Circular phonon dichroism in Weyl semimetals

TL;DR

This paper explores how strong spin-orbit coupling in magnetic Weyl semimetals leads to circular phonon dichroism, enabling control over phonon polarization through dissipationless and dissipative viscosities.

Contribution

It derives the phonon dynamics in magnetic metals with spin-orbit coupling, revealing a new mechanism for manipulating phonon polarization via circular dichroism in Weyl semimetals.

Findings

Strong circular phonon dichroism in Weyl semimetals breaking time-reversal and inversion symmetry

Dissipationless viscosity causes splitting of left- and right-handed phonon dispersion

Dissipative viscosity results in differential damping of circularly polarized phonons

Abstract

We derive the phonon dynamics of magnetic metals in the presence of strong spin-orbit coupling.

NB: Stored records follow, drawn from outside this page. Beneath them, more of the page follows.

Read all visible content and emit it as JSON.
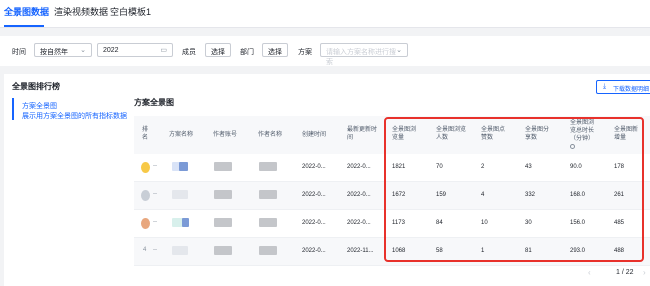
{
  "tabs": [
    {
      "label": "全景图数据",
      "active": true
    },
    {
      "label": "渲染视频数据",
      "active": false
    },
    {
      "label": "空白模板1",
      "active": false
    }
  ],
  "filters": {
    "time_label": "时间",
    "time_mode": "按自然年",
    "year": "2022",
    "member_label": "成员",
    "member_button": "选择",
    "dept_label": "部门",
    "dept_button": "选择",
    "scheme_label": "方案",
    "scheme_placeholder": "请输入方案名称进行搜索"
  },
  "left_panel": {
    "title": "全景图排行榜",
    "items": [
      "方案全景图",
      "展示用方案全景图的所有指标数据"
    ]
  },
  "right_panel": {
    "title": "方案全景图",
    "download_label": "下载数据明细"
  },
  "table": {
    "headers": [
      "排名",
      "方案名称",
      "作者账号",
      "作者名称",
      "创建时间",
      "最新更新时间",
      "全景图浏览量",
      "全景图浏览人数",
      "全景图点赞数",
      "全景图分享数",
      "全景图浏览总时长（分钟）",
      "全景图新增量"
    ],
    "rows": [
      {
        "rank": "",
        "medal": "gold",
        "created": "2022-0...",
        "updated": "2022-0...",
        "views": "1821",
        "visitors": "70",
        "likes": "2",
        "shares": "43",
        "duration": "90.0",
        "new": "178"
      },
      {
        "rank": "",
        "medal": "silver",
        "created": "2022-0...",
        "updated": "2022-0...",
        "views": "1672",
        "visitors": "159",
        "likes": "4",
        "shares": "332",
        "duration": "168.0",
        "new": "261"
      },
      {
        "rank": "",
        "medal": "bronze",
        "created": "2022-0...",
        "updated": "2022-0...",
        "views": "1173",
        "visitors": "84",
        "likes": "10",
        "shares": "30",
        "duration": "156.0",
        "new": "485"
      },
      {
        "rank": "4",
        "medal": "",
        "created": "2022-0...",
        "updated": "2022-11...",
        "views": "1068",
        "visitors": "58",
        "likes": "1",
        "shares": "81",
        "duration": "293.0",
        "new": "488"
      }
    ],
    "dash": "--"
  },
  "pagination": {
    "text": "1 / 22"
  },
  "colors": {
    "accent": "#1664ff",
    "highlight_box": "#e8312b",
    "gold": "#f7c948",
    "silver": "#c8ced6",
    "bronze": "#e8a77e"
  }
}
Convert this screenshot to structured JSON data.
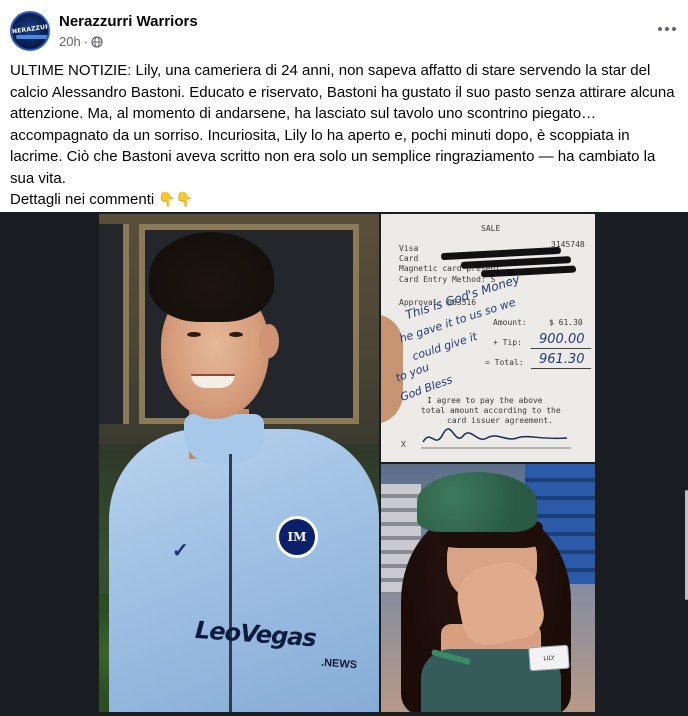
{
  "header": {
    "page_name": "Nerazzurri Warriors",
    "avatar_text": "NERAZZURRI",
    "time": "20h",
    "separator": "·",
    "privacy_icon": "globe-icon",
    "more_icon": "more-options-icon"
  },
  "post": {
    "text": "ULTIME NOTIZIE: Lily, una cameriera di 24 anni, non sapeva affatto di stare servendo la star del calcio Alessandro Bastoni. Educato e riservato, Bastoni ha gustato il suo pasto senza attirare alcuna attenzione. Ma, al momento di andarsene, ha lasciato sul tavolo uno scontrino piegato… accompagnato da un sorriso. Incuriosita, Lily lo ha aperto e, pochi minuti dopo, è scoppiata in lacrime. Ciò che Bastoni aveva scritto non era solo un semplice ringraziamento — ha cambiato la sua vita.",
    "details": "Dettagli nei commenti",
    "details_emoji": "👇👇"
  },
  "media": {
    "player_photo": {
      "crest_text": "IM",
      "sponsor": "LeoVegas",
      "sponsor_sub": ".NEWS"
    },
    "receipt": {
      "sale": "SALE",
      "visa": "Visa",
      "visa_number": "3145748",
      "card": "Card",
      "magnetic": "Magnetic card present",
      "entry": "Card Entry Method: S",
      "approval": "Approval: 063516",
      "amount_label": "Amount:",
      "amount": "$ 61.30",
      "tip_label": "+ Tip:",
      "tip": "900.00",
      "total_label": "= Total:",
      "total": "961.30",
      "agree_1": "I agree to pay the above",
      "agree_2": "total amount according to the",
      "agree_3": "card issuer agreement.",
      "x_mark": "X",
      "note_1": "This is God's Money",
      "note_2": "he gave it to us so we",
      "note_3": "could give it",
      "note_4": "to you",
      "note_5": "God Bless"
    },
    "woman_photo": {
      "tag_text": "LILY"
    }
  }
}
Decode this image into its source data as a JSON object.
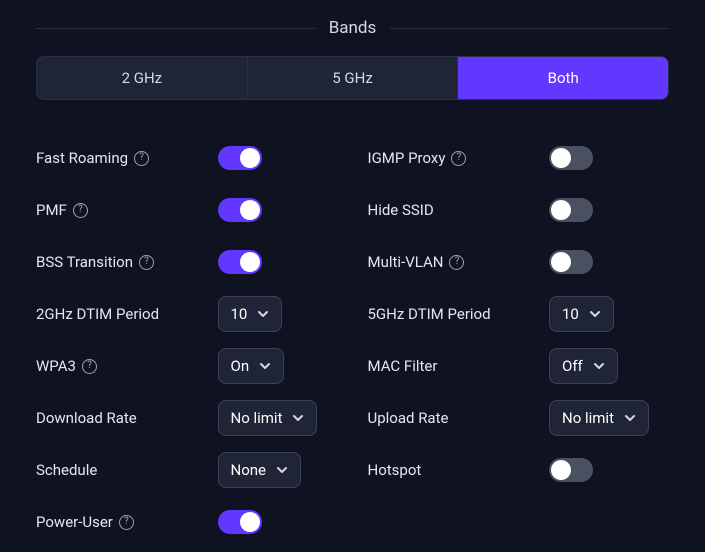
{
  "section": {
    "title": "Bands"
  },
  "tabs": {
    "items": [
      "2 GHz",
      "5 GHz",
      "Both"
    ],
    "active_index": 2
  },
  "settings": {
    "left": [
      {
        "label": "Fast Roaming",
        "help": true,
        "type": "toggle",
        "on": true,
        "name": "fast-roaming"
      },
      {
        "label": "PMF",
        "help": true,
        "type": "toggle",
        "on": true,
        "name": "pmf"
      },
      {
        "label": "BSS Transition",
        "help": true,
        "type": "toggle",
        "on": true,
        "name": "bss-transition"
      },
      {
        "label": "2GHz DTIM Period",
        "help": false,
        "type": "dropdown",
        "value": "10",
        "name": "2ghz-dtim"
      },
      {
        "label": "WPA3",
        "help": true,
        "type": "dropdown",
        "value": "On",
        "name": "wpa3"
      },
      {
        "label": "Download Rate",
        "help": false,
        "type": "dropdown",
        "value": "No limit",
        "wide": true,
        "name": "download-rate"
      },
      {
        "label": "Schedule",
        "help": false,
        "type": "dropdown",
        "value": "None",
        "name": "schedule"
      },
      {
        "label": "Power-User",
        "help": true,
        "type": "toggle",
        "on": true,
        "name": "power-user"
      }
    ],
    "right": [
      {
        "label": "IGMP Proxy",
        "help": true,
        "type": "toggle",
        "on": false,
        "name": "igmp-proxy"
      },
      {
        "label": "Hide SSID",
        "help": false,
        "type": "toggle",
        "on": false,
        "name": "hide-ssid"
      },
      {
        "label": "Multi-VLAN",
        "help": true,
        "type": "toggle",
        "on": false,
        "name": "multi-vlan"
      },
      {
        "label": "5GHz DTIM Period",
        "help": false,
        "type": "dropdown",
        "value": "10",
        "name": "5ghz-dtim"
      },
      {
        "label": "MAC Filter",
        "help": false,
        "type": "dropdown",
        "value": "Off",
        "name": "mac-filter"
      },
      {
        "label": "Upload Rate",
        "help": false,
        "type": "dropdown",
        "value": "No limit",
        "wide": true,
        "name": "upload-rate"
      },
      {
        "label": "Hotspot",
        "help": false,
        "type": "toggle",
        "on": false,
        "name": "hotspot"
      }
    ]
  }
}
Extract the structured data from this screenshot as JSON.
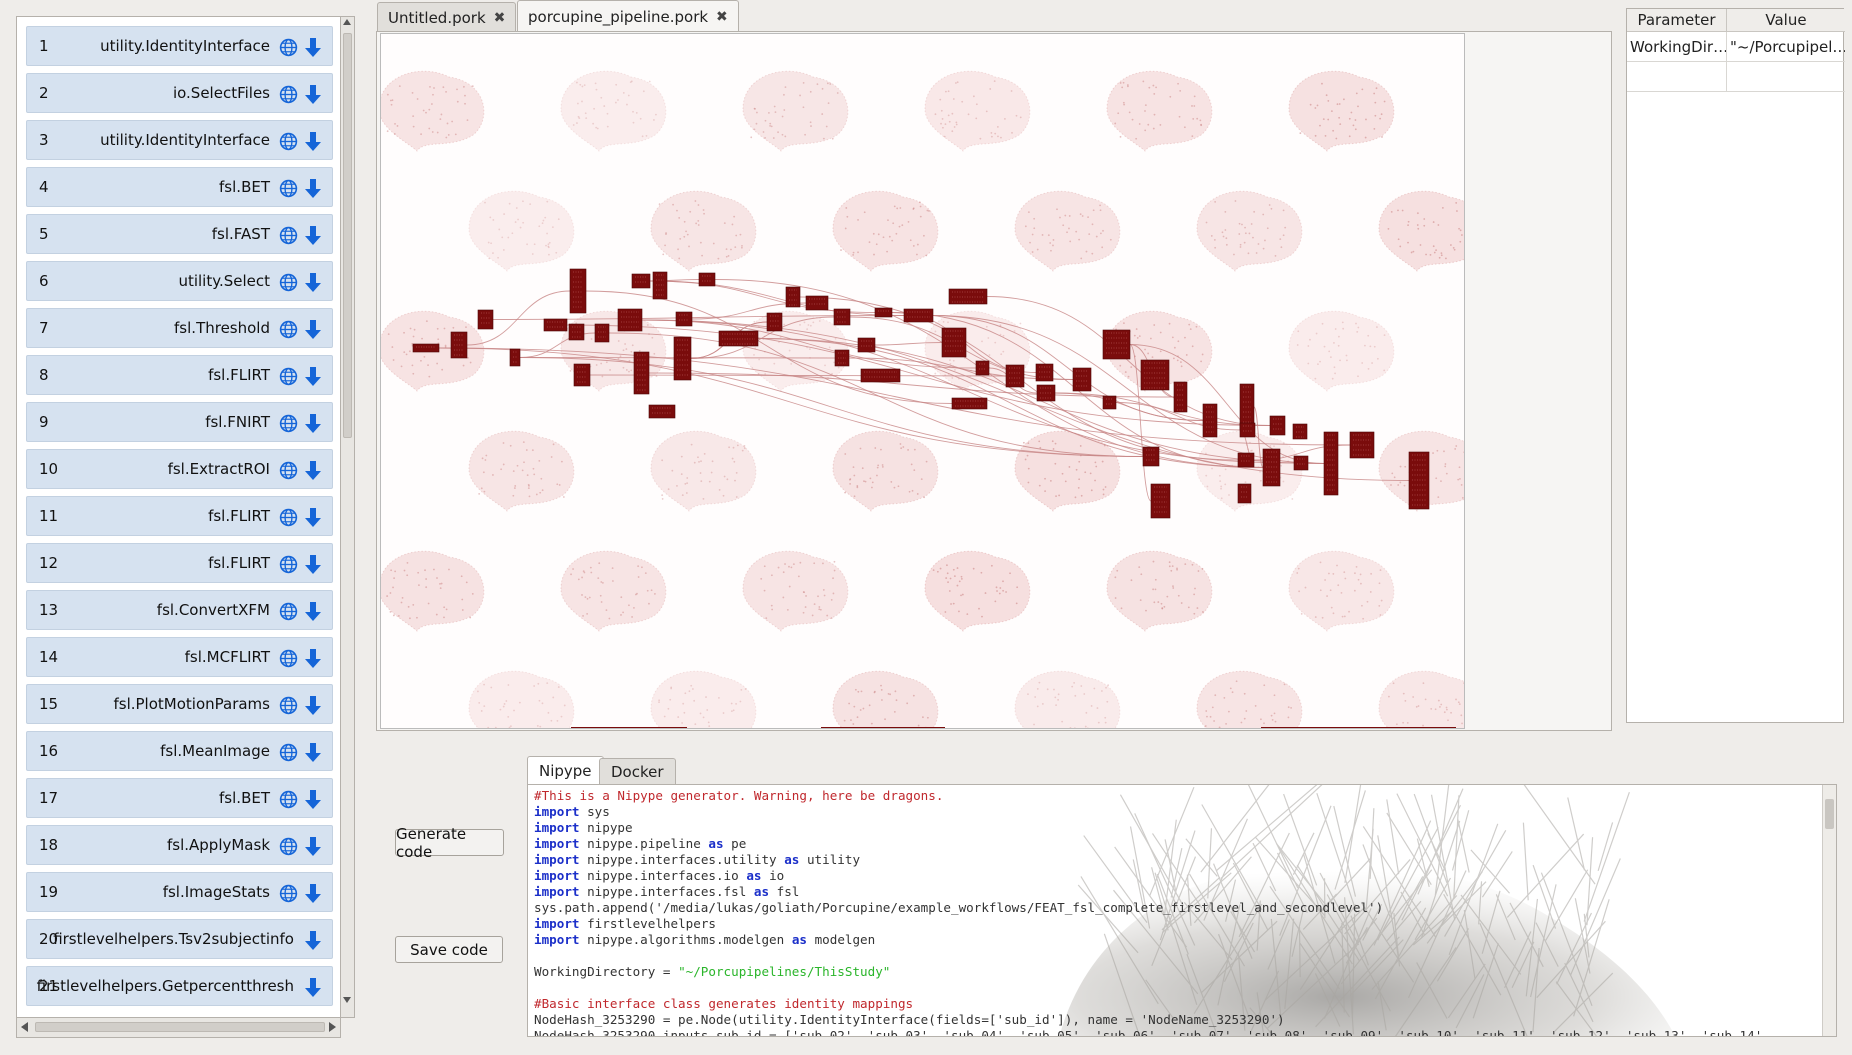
{
  "node_list": [
    {
      "index": "1",
      "name": "utility.IdentityInterface",
      "has_doc": true
    },
    {
      "index": "2",
      "name": "io.SelectFiles",
      "has_doc": true
    },
    {
      "index": "3",
      "name": "utility.IdentityInterface",
      "has_doc": true
    },
    {
      "index": "4",
      "name": "fsl.BET",
      "has_doc": true
    },
    {
      "index": "5",
      "name": "fsl.FAST",
      "has_doc": true
    },
    {
      "index": "6",
      "name": "utility.Select",
      "has_doc": true
    },
    {
      "index": "7",
      "name": "fsl.Threshold",
      "has_doc": true
    },
    {
      "index": "8",
      "name": "fsl.FLIRT",
      "has_doc": true
    },
    {
      "index": "9",
      "name": "fsl.FNIRT",
      "has_doc": true
    },
    {
      "index": "10",
      "name": "fsl.ExtractROI",
      "has_doc": true
    },
    {
      "index": "11",
      "name": "fsl.FLIRT",
      "has_doc": true
    },
    {
      "index": "12",
      "name": "fsl.FLIRT",
      "has_doc": true
    },
    {
      "index": "13",
      "name": "fsl.ConvertXFM",
      "has_doc": true
    },
    {
      "index": "14",
      "name": "fsl.MCFLIRT",
      "has_doc": true
    },
    {
      "index": "15",
      "name": "fsl.PlotMotionParams",
      "has_doc": true
    },
    {
      "index": "16",
      "name": "fsl.MeanImage",
      "has_doc": true
    },
    {
      "index": "17",
      "name": "fsl.BET",
      "has_doc": true
    },
    {
      "index": "18",
      "name": "fsl.ApplyMask",
      "has_doc": true
    },
    {
      "index": "19",
      "name": "fsl.ImageStats",
      "has_doc": true
    },
    {
      "index": "20",
      "name": "firstlevelhelpers.Tsv2subjectinfo",
      "has_doc": false
    },
    {
      "index": "21",
      "name": "firstlevelhelpers.Getpercentthresh",
      "has_doc": false
    }
  ],
  "file_tabs": [
    {
      "label": "Untitled.pork",
      "active": false
    },
    {
      "label": "porcupine_pipeline.pork",
      "active": true
    }
  ],
  "close_glyph": "✖",
  "parameters": {
    "headers": [
      "Parameter",
      "Value"
    ],
    "rows": [
      {
        "parameter": "WorkingDir…",
        "value": "\"~/Porcupipel…"
      }
    ]
  },
  "buttons": {
    "generate": "Generate code",
    "save": "Save code"
  },
  "code_tabs": [
    {
      "label": "Nipype",
      "active": true
    },
    {
      "label": "Docker",
      "active": false
    }
  ],
  "code": {
    "lines": [
      {
        "type": "comment",
        "text": "#This is a Nipype generator. Warning, here be dragons."
      },
      {
        "type": "import",
        "kw": "import",
        "rest": " sys"
      },
      {
        "type": "import",
        "kw": "import",
        "rest": " nipype"
      },
      {
        "type": "import_as",
        "kw": "import",
        "mod": " nipype.pipeline ",
        "as": "as",
        "alias": " pe"
      },
      {
        "type": "import_as",
        "kw": "import",
        "mod": " nipype.interfaces.utility ",
        "as": "as",
        "alias": " utility"
      },
      {
        "type": "import_as",
        "kw": "import",
        "mod": " nipype.interfaces.io ",
        "as": "as",
        "alias": " io"
      },
      {
        "type": "import_as",
        "kw": "import",
        "mod": " nipype.interfaces.fsl ",
        "as": "as",
        "alias": " fsl"
      },
      {
        "type": "plain",
        "text": "sys.path.append('/media/lukas/goliath/Porcupine/example_workflows/FEAT_fsl_complete_firstlevel_and_secondlevel')"
      },
      {
        "type": "import",
        "kw": "import",
        "rest": " firstlevelhelpers"
      },
      {
        "type": "import_as",
        "kw": "import",
        "mod": " nipype.algorithms.modelgen ",
        "as": "as",
        "alias": " modelgen"
      },
      {
        "type": "blank",
        "text": ""
      },
      {
        "type": "assign_str",
        "lhs": "WorkingDirectory = ",
        "str": "\"~/Porcupipelines/ThisStudy\""
      },
      {
        "type": "blank",
        "text": ""
      },
      {
        "type": "comment",
        "text": "#Basic interface class generates identity mappings"
      },
      {
        "type": "plain",
        "text": "NodeHash_3253290 = pe.Node(utility.IdentityInterface(fields=['sub_id']), name = 'NodeName_3253290')"
      },
      {
        "type": "plain",
        "text": "NodeHash_3253290.inputs.sub_id = ['sub-02', 'sub-03', 'sub-04', 'sub-05', 'sub-06', 'sub-07', 'sub-08', 'sub-09', 'sub-10', 'sub-11', 'sub-12', 'sub-13', 'sub-14'"
      }
    ]
  },
  "colors": {
    "node_fill": "#d6e2f0",
    "icon_blue": "#1565d8",
    "graph_node": "#7a0c0c",
    "graph_edge": "#c78585",
    "brain_dot": "#d9a0a0"
  }
}
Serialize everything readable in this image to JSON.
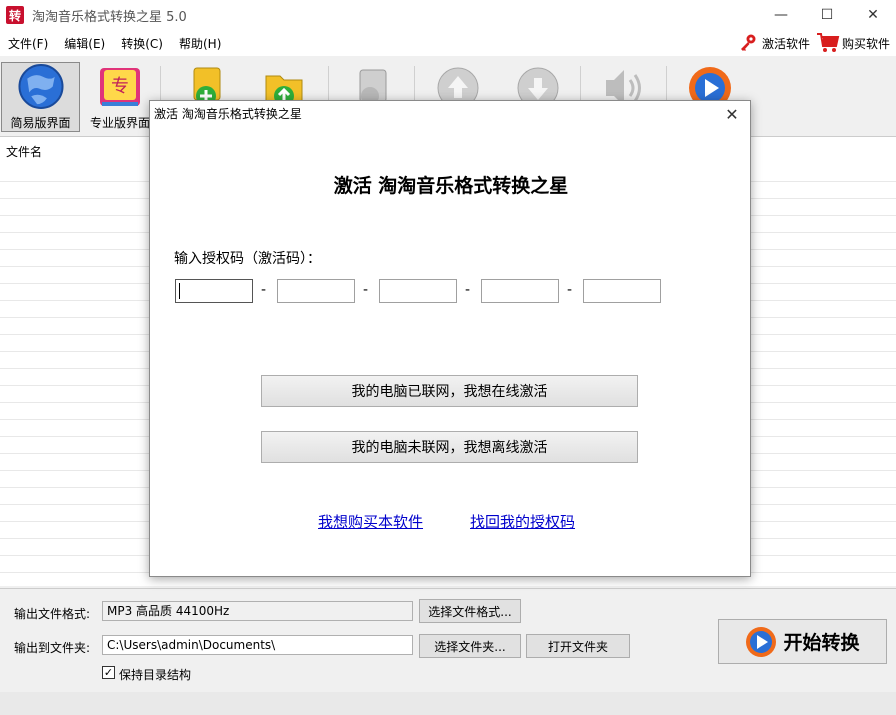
{
  "window": {
    "title": "淘淘音乐格式转换之星 5.0",
    "icon_text": "转",
    "minimize": "—",
    "maximize": "☐",
    "close": "✕"
  },
  "menu": {
    "items": [
      "文件(F)",
      "编辑(E)",
      "转换(C)",
      "帮助(H)"
    ],
    "activate": "激活软件",
    "buy": "购买软件"
  },
  "toolbar": {
    "simple_label": "简易版界面",
    "pro_label": "专业版界面",
    "pro_icon_text": "专"
  },
  "file_list": {
    "column_header": "文件名"
  },
  "bottom": {
    "output_format_label": "输出文件格式:",
    "output_format_value": "MP3 高品质 44100Hz",
    "select_format_button": "选择文件格式...",
    "output_folder_label": "输出到文件夹:",
    "output_folder_value": "C:\\Users\\admin\\Documents\\",
    "select_folder_button": "选择文件夹...",
    "open_folder_button": "打开文件夹",
    "keep_structure_label": "保持目录结构",
    "keep_structure_checked": "✓",
    "start_button": "开始转换"
  },
  "dialog": {
    "title": "激活 淘淘音乐格式转换之星",
    "close": "✕",
    "heading": "激活 淘淘音乐格式转换之星",
    "prompt": "输入授权码（激活码）：",
    "code_fields": [
      "",
      "",
      "",
      "",
      ""
    ],
    "separator": "-",
    "online_button": "我的电脑已联网，我想在线激活",
    "offline_button": "我的电脑未联网，我想离线激活",
    "buy_link": "我想购买本软件",
    "recover_link": "找回我的授权码"
  },
  "colors": {
    "accent_red": "#c8102e",
    "link_blue": "#0000cc",
    "play_orange": "#f06a1a",
    "play_blue": "#2a6fd6"
  }
}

We show that both a dissipationless viscosity and a dissipative viscosity arise in the dynamics. While the dissipationless viscosity splits the dispersion of left-handed and right-handed circularly polarized phonons, the dissipative viscosity damps them differently, inducing circular phonon dichroism. The effect offers a new degree of manipulation of phonons, i.e., the control of the phonon polarization. We investigate the effect in Weyl semimetals. We find that there exists strong circular phonon dichroism in Weyl semimetals breaking both the time-reversal and the inversion symmetry, making them potential materials for realizing the acoustic circular polarizer.